Fall                                                                            Closing Moon

Kate and I got up at 7 am. Drove down to Keys on University for breakfast. Keys was closed. I felt like such an early bird, up before the breakfast place opened. We settled on a sparsely inhabited Baker’s Square, not our first or even second choice since we tend to stay away from chains.

It had a few single men and two couples. The single men looked like folks who lived alone and who needed to get out in the world once in a while. A bit desolate. One moved his fingers in the familiar arthritic dance, flexing each one separately then giving the wrist a slight shake. He looked at his hand with the faint disgust of one whose body no longer serves as well as it once did. Another stared with a grim face at a laptop computer, sitting on a leg curled up.

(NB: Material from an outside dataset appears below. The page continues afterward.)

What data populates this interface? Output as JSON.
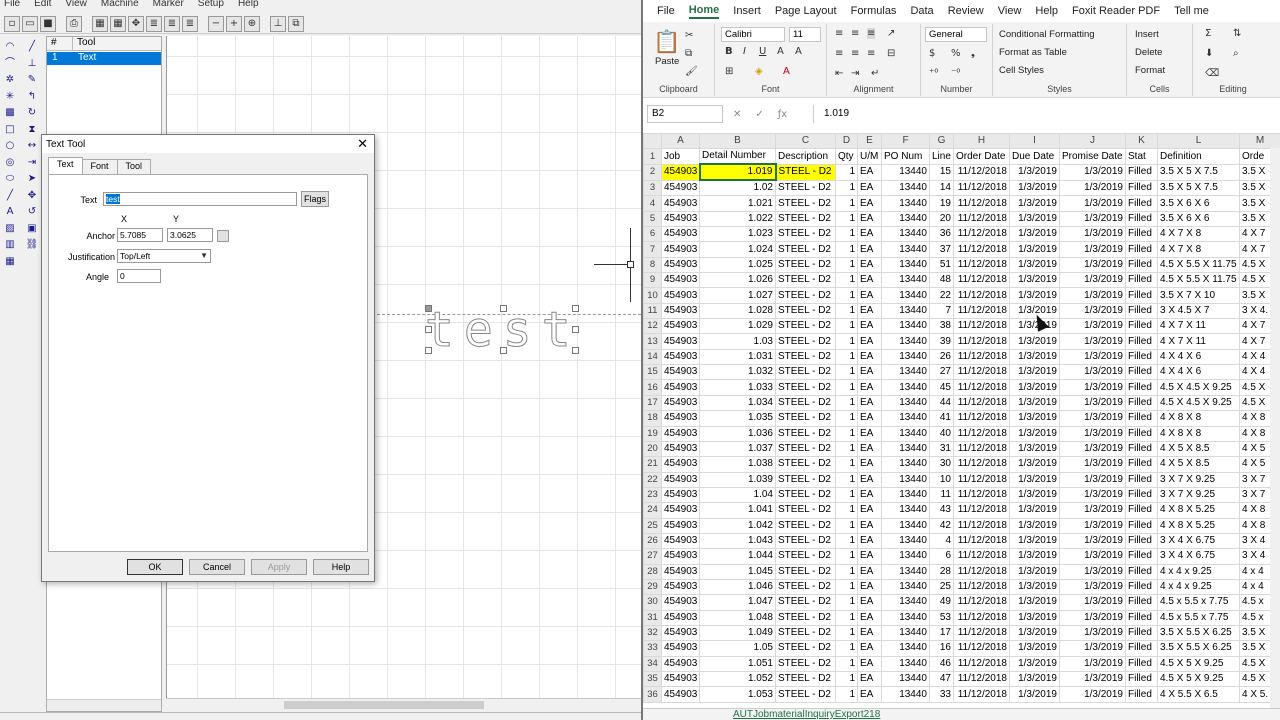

Kate and I were, as is inevitable these days, talking logistics. What tasks the day held. What things remain undone. What we need to do before I leave on Wednesday for the closing in Conifer.

Kate spent the morning, while I slept, still trying to get back to a sleep equilibrium, packing up canned goods, the products of our gardens over various years. Now I’m going outside to move more hive boxes and honey supers from the far shed, take off the angelic weather vane that I want for our new shed or, perhaps, the garage.

It’s a beautiful day in the neighborhood.